Creosote has been found in the groundwater, soil and sediment on portions of the more than 200-acre site, where a wood-treatment plant was operated under various companies between 1936 and 1974.

The property was added to the National Priorities List of federal Superfund sites in 2010.

Operable unit 1 is where treated and untreated logs were stored.

The first proposed plan for the unit included 21.6 acres to be used for commercial industrial use.

The 20.2 acres identified under the new proposed plan is free from contamination and will therefore not require any institutional controls.

It is unclear what types of housing, whether single-family homes, condominiums, apartments, or a combination of those, may be built on the land.

The overall site has been broken into five operable units.

Operable unit 2, just south of OU1, includes a little more than 80 acres of land free of contamination and is not part of the Superfund site.

The Multistate Environmental Response Trust, which is court appointed to own the Superfund site and take responsibility for managing the remediation of the property, is working with Navassa to designate some of the land within operable unit 2 as the new site of a proposed cultural heritage center. The EPA, in consultation with DEQ, oversees the Multistate Trust.

The proposed Moze Heritage Center and Nature Park would be the first cultural heritage center in the state dedicated to preserving the stories of slaves who worked the rice plantations along river banks in southeastern North Carolina.

Richard Elliott, project manager for the Multistate Trust, said Tuesday he hopes a proposed plan for operable unit 2 will be released sometime next year.

Other operable units include an area known as the southern marsh, where contamination has been detected, the former pond and processing area where a majority of the creosote processing took place, and an area where a contaminated groundwater plume is being monitored.

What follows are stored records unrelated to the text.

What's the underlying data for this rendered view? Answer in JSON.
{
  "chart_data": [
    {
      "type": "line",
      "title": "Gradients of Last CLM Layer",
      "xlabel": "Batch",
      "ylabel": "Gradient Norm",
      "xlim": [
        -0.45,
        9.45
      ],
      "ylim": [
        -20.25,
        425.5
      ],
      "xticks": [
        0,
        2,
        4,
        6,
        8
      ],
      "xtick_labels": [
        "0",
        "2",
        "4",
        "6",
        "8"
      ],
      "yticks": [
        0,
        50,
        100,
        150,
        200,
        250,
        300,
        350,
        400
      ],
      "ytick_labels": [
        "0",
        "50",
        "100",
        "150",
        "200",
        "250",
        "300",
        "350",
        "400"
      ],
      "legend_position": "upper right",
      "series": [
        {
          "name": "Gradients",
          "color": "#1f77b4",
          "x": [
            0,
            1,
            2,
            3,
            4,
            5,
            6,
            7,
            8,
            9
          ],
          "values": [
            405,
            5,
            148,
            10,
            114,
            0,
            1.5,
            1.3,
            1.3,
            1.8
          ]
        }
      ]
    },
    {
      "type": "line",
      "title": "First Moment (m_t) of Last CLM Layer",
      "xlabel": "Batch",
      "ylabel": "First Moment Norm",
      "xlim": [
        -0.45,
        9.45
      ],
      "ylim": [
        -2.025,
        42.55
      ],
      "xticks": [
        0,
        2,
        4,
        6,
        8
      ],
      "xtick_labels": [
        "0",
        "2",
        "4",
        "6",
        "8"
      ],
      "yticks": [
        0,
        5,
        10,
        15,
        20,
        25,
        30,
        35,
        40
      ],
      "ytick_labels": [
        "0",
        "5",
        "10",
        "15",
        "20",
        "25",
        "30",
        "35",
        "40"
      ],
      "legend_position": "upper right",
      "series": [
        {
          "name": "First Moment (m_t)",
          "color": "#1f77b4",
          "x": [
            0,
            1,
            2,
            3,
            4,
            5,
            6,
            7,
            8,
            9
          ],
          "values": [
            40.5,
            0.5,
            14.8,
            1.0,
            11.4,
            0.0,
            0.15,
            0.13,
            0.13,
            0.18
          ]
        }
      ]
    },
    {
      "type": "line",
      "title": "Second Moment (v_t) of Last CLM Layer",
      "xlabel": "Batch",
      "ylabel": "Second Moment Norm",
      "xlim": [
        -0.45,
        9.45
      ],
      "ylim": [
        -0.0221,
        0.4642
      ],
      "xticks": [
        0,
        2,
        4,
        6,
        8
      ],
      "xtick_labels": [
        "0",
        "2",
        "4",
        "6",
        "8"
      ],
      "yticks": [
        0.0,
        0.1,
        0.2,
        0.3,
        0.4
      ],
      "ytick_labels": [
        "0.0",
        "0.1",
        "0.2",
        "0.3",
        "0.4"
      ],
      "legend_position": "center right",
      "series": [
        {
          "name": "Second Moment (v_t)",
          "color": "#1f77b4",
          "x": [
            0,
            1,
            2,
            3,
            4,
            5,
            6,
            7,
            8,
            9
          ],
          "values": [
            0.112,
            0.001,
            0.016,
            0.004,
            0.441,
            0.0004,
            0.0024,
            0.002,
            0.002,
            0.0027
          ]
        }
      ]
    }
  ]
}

Elliott added that additional monitoring wells will be drilled on the property to determine how deep the contaminated plume, which is moving predominately south and southeast, runs.

Officials are monitoring the site through more than 50 wells.

Spalvins said he hopes to issue the updated proposed plan for operable unit 1 this month with a 30-day public comment period on the plan opening in January.

The EPA intends to hold a public meeting during that time. Officials are hashing out plans on how to best hold that meeting to comply with current pandemic mandates.

The next quarterly meeting is tentatively scheduled for March 23.